Südasiatische Länder wie Indien, Bangladesch und Pakistan sind aufgrund ihrer Abhängigkeit von katarischem LNG und importierten Düngemitteln besonders betroffen. Auch afrikanische Länder wie Sudan, Ägypten und mehrere Subsahara-Staaten sind stark verwundbar.

Wie unterscheidet sich diese Krise von der Schwarzmeerkrise 2022?

Während die Krise 2022 Getreideexporte stoppte, behindert die Krise 2026 Düngemittel, was längerfristige Auswirkungen auf Ernteerträge haben könnte. Zudem fehlen die Schwarzmeer-Getreideinitiative und die USAID-Mittel, die 2022 halfen.
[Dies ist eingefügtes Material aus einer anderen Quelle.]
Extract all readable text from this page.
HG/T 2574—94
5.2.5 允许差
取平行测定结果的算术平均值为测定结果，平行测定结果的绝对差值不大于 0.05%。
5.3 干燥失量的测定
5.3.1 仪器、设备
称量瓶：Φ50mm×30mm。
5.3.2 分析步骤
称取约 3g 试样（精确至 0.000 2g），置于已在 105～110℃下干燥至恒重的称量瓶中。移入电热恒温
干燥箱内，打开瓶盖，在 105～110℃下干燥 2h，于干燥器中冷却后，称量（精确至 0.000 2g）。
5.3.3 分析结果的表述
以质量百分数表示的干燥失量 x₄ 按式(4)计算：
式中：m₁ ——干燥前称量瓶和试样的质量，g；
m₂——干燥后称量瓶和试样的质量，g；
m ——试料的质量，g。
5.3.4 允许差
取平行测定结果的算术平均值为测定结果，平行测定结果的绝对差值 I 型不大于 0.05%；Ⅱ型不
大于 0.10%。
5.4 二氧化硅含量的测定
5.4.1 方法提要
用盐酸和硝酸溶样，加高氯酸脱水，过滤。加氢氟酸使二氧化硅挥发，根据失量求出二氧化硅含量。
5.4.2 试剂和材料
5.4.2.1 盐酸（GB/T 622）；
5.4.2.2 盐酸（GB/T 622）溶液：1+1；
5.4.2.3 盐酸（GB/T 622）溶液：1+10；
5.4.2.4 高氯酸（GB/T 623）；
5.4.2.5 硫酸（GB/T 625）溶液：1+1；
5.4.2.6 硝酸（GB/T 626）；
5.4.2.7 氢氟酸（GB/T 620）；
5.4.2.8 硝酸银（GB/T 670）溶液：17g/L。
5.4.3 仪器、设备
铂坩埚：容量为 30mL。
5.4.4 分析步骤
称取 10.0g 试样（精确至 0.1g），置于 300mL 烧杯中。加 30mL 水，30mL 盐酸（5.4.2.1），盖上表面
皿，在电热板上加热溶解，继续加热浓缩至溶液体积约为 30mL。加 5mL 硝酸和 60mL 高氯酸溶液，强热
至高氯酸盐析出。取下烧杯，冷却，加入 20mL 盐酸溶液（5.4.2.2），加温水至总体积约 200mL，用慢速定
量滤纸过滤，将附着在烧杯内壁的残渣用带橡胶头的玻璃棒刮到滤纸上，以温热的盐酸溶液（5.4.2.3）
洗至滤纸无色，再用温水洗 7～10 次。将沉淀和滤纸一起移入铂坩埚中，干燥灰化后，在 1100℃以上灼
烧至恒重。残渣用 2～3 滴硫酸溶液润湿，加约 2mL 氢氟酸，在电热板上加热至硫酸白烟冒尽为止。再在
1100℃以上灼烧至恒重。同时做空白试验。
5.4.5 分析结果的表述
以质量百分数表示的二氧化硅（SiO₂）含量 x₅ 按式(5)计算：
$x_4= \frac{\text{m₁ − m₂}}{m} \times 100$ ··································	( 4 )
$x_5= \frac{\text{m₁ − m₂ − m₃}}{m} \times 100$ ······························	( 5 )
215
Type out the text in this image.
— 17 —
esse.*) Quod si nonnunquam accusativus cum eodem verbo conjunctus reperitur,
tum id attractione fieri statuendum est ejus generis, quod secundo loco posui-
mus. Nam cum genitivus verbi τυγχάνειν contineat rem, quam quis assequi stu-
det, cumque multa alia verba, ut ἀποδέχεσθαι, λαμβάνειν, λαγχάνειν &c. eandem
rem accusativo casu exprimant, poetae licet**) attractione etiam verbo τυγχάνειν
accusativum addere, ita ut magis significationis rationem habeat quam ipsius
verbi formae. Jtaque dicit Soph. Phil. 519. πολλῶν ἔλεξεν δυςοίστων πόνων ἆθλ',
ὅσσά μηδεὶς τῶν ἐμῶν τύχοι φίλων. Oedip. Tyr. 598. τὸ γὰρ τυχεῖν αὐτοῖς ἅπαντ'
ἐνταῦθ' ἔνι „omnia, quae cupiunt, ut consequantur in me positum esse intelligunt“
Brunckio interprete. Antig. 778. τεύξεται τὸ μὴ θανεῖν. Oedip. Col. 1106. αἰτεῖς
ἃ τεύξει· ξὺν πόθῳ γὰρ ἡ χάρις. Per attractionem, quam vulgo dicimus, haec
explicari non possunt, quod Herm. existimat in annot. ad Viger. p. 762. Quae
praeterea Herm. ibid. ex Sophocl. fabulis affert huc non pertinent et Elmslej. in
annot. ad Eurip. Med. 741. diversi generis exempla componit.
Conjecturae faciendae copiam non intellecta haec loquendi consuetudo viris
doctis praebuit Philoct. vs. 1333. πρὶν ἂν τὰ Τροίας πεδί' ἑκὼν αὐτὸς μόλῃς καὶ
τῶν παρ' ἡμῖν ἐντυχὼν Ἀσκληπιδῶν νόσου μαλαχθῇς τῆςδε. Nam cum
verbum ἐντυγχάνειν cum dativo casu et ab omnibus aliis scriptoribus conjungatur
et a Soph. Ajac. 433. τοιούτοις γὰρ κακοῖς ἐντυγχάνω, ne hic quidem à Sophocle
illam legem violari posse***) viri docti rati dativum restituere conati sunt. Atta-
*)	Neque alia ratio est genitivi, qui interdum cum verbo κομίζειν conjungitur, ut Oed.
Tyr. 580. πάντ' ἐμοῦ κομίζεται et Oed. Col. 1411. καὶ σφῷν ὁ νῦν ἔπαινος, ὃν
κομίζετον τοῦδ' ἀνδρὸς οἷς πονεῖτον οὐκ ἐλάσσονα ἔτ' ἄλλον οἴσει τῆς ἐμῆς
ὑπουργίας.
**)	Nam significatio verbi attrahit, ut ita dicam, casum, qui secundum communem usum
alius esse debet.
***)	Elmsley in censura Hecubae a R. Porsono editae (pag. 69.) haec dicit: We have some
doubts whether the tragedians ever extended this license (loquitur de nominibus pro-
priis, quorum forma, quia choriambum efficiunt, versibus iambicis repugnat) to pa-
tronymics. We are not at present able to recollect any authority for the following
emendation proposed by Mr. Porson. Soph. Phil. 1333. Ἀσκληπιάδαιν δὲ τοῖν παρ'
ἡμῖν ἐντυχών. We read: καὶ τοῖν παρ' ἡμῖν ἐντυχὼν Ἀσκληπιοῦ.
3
Wann werden die Auswirkungen auf Lebensmittelpreise spürbar?

FAO-Ökonomen erwarten die Auswirkungen ab Ende 2026 und in 2027, wenn die reduzierte Düngemittelausbringung zu geringeren Ernten führt.

Fazit: Ein perfekter Sturm zeichnet sich ab

Die Hormus-Düngemittelfalle ist eine der dringendsten geopolitischen und ernährungspolitischen Herausforderungen 2026. Mit dem bereits laufenden Anbaufenster auf der Nordhalbkugel verschärft sich das Risiko von Ernteausfällen und höheren Lebensmittelpreisen jeden Tag. Die Schließung von USAID und das Fehlen einer koordinierten internationalen Reaktion lassen die verwundbarsten Bevölkerungsgruppen ohne Sicherheitsnetz zurück.